Uma ocorrência comum: a bela aparência do prédio do antigo Colégio John Kennedy, na Avenida Serzedelo Correa, desapareceu depois que o imóvel recebeu o estilo arquitetônico padrão das unidades de uma rede de ensino particular.
Este quadro de agressões ao patrimônio arquitetônico de Belém se completa com o abandono por parte dos atuais governos municipal e estadual de algumas das obras de recuperação realizadas com muito dinheiro público pelos três governos sucessivos do PSDB no estado. Por exemplo, a fachada da igreja de Santo Alexandre e o interior da Igreja de São João apresentam manchas por falta de manutenção.
Do mesmo modo, as obras de revitalização das duas gestões do ex-prefeito Edmilson Rodrigues estão na iminência de se perderem. O Solar da Beira do Ver-o-Peso, inteiramente recuperado, apresenta-se atualmente em avançado grau de degradação. O demorado e dispendioso trabalho de reforma da própria feira do Ver-o-Peso encetado pelo ex-prefeito está prejudicado pela comercialização de peixe sobre caixotes diante do Mercado de Ferro, na Avenida Portugal, com absoluta falta de higiene. A rua João Alfredo cujos prédios tiveram suas fachadas recuperadas, depois de um difícil esforço de convencimento dos lojistas, foi desordenadamente ocupada por camelôs.
Nenhuma obra, porém, mostra de modo mais gritante a descontinuidade das gestões públicas que as do Palacete Pinho, abandonadas quando estavam quase concluídas.
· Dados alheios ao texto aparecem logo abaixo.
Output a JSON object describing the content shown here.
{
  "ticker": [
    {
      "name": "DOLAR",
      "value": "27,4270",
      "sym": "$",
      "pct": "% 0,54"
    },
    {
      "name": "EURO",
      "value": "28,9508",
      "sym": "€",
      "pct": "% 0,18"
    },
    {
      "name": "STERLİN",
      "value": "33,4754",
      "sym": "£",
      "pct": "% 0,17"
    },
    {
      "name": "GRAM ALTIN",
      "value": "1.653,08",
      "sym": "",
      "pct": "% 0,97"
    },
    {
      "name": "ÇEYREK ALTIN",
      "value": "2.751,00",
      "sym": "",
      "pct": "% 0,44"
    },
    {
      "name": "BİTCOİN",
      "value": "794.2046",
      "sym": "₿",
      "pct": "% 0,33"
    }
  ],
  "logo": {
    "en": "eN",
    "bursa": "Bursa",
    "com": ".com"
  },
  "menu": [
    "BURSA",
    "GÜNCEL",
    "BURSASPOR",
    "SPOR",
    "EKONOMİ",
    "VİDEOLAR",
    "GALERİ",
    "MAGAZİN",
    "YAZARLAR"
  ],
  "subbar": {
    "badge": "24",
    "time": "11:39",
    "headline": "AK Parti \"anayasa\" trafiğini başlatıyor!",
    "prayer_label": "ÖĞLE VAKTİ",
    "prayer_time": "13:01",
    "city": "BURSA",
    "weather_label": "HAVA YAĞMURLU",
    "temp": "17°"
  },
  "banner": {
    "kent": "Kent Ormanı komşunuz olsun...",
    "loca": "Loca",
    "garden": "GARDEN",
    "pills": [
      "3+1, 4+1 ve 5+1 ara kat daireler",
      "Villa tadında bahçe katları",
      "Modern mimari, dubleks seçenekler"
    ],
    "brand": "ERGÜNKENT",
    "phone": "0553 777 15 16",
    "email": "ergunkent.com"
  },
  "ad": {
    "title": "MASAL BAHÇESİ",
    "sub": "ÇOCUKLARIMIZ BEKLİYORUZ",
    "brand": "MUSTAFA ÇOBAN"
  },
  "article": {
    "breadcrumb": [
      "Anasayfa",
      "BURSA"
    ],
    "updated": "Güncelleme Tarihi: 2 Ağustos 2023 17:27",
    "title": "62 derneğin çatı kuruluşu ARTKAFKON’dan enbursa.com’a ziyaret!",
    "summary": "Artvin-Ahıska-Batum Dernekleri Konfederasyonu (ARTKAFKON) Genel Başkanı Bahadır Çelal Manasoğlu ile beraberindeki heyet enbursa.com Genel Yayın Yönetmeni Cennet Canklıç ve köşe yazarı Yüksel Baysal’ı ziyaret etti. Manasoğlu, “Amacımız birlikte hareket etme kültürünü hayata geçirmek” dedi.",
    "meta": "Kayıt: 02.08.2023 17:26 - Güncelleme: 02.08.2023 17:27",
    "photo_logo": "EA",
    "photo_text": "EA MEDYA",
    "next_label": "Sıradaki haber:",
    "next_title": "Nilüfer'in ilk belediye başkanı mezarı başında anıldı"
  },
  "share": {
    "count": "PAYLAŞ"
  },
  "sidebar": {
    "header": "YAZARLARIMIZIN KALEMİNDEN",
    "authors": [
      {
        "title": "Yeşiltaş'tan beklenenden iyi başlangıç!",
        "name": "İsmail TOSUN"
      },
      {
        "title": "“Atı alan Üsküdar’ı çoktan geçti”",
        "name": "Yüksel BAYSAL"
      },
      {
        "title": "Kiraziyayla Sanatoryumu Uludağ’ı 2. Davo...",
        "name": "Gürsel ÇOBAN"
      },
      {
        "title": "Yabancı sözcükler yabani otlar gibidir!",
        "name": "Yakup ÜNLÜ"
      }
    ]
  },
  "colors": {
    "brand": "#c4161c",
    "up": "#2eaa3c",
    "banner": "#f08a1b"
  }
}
Neste contexto, portanto, a recuperação da Sé parece uma obra pontual, sem inserção visível num projeto amplo e consistente de preservação do nosso patrimônio arquitetônico.
No entanto, por dois motivos principais, a população do Pará merece ver implantado no Centro Histórico um projeto desta grandeza. Primeiro, porque o Centro Histórico é o espaço onde se concentra o maior número de documentos arquitetônicos que revelam o longo e complexo processo de formação cultural do povo da Amazônia. Estes documentos têm força suficiente para mostrar a falsidade da imagem da região mostrada sempre como mero santuário ecológico pelos meios de comunicação mundiais. Se na Amazônia só há natureza, o destino da região deve ser decidido fora dela. Esta é a conclusão inevitável (e perigosa) da preponderância daquela imagem.
Segundo, porque os imóveis do Centro Histórico podem ajudar a desenvolver um dos setores mais promissores da economia regional - o do turismo cultural – com a geração de empregos de que tanto necessitam os paraenses.